Don't get me wrong; we plan some things, of course. Some restaurants call for reservations weeks in advance; sometimes, we need to book a holiday months before, and save the dates for weddings are proudly placed on our fridge doors.
It’s just that we prefer not to plan when it's not necessary.
We understand life requires planning at times, and to avoid planning all together is childish and unrealistic.
It is in moments of flexibility we prefer to be open, unlocked from the day-to-day routines we all face due to 9-to-5 jobs.
Sometimes, having nothing on the agenda can lead to the busiest days.
Anti-planners are carefree, ready for an adventure. We are the people who are enthralled by the idea of walking into the airport with no destination in mind, and picking a city in the moment to go to for two weeks.
We are the people who would rather stumble upon a random dive bar on the Lower East Side than play dress up and make reservations for a stuffy restaurant.
It is in these spontaneous moments that some of the best memories are created.
By being the anti-planner, I've definitely given my mother a headache, stressed out my Type-A sister and friends, but the benefits outweigh these small infractions.
It is by being the anti-planner I was able to celebrate my 23rd birthday in London by booking a plane ticket the day before.
By canceling dinner reservations and going to a random street fair, I was able to get a date. By not planning, I am not disappointed.
I don't set expectations for myself to be let down. Some may say this is unrealistic, but I've done it for the past 23 years.
Do I plan?
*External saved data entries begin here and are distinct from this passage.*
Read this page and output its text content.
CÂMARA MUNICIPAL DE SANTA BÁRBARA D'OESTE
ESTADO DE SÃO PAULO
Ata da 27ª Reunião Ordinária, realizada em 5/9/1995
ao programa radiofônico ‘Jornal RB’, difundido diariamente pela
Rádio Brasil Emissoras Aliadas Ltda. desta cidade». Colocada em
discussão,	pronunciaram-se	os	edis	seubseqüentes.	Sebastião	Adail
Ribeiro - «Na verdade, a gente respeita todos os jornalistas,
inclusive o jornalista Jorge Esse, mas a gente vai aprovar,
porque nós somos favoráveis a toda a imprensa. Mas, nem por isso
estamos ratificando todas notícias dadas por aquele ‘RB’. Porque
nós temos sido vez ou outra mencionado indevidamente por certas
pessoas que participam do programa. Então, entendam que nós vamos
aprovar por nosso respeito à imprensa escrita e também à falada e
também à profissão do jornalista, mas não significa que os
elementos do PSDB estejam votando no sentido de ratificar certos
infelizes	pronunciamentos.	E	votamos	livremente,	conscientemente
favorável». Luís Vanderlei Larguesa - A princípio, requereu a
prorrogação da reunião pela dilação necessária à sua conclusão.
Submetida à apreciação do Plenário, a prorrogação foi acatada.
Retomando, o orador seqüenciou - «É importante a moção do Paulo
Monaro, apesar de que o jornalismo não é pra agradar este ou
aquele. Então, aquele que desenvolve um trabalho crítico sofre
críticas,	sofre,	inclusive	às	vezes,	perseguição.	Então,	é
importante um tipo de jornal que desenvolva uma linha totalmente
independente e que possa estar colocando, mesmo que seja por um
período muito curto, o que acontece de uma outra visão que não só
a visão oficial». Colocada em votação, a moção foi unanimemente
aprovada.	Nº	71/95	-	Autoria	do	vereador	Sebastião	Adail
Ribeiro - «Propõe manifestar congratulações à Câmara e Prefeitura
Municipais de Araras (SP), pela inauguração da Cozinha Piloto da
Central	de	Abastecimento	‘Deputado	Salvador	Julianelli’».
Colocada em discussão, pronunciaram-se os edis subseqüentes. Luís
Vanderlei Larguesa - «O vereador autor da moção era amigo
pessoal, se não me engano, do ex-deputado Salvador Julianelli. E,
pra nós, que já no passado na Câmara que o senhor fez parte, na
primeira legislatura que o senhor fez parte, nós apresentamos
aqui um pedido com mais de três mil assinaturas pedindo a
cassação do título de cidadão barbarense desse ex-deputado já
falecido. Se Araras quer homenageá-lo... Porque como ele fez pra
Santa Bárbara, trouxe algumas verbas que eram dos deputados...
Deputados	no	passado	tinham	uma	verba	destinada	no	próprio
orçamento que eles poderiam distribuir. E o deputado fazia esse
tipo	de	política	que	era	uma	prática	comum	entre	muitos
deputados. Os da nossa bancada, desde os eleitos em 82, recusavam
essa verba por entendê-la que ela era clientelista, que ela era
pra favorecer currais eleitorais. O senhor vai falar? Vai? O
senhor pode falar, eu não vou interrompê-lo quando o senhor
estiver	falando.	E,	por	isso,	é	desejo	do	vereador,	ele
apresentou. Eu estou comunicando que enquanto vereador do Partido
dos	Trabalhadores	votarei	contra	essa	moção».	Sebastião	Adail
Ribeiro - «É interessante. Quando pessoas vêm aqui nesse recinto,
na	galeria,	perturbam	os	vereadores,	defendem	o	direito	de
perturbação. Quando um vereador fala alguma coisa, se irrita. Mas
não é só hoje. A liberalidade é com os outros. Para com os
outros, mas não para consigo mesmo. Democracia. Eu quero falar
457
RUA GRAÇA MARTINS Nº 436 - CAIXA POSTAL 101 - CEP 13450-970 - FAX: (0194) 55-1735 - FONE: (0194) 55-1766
Of course I do; my job depends on it. (I’m a teacher.) Should I plan my social life a bit more?
Sure, but for right now, I love not knowing what I am doing after work today or this weekend.
It gives me a thrill to know anything can happen.
I could end up in a foreign country in a blink of an eye, I could meet someone who could change my life, or I may find a new favorite spot in the city, all because I live my life one moment at a time.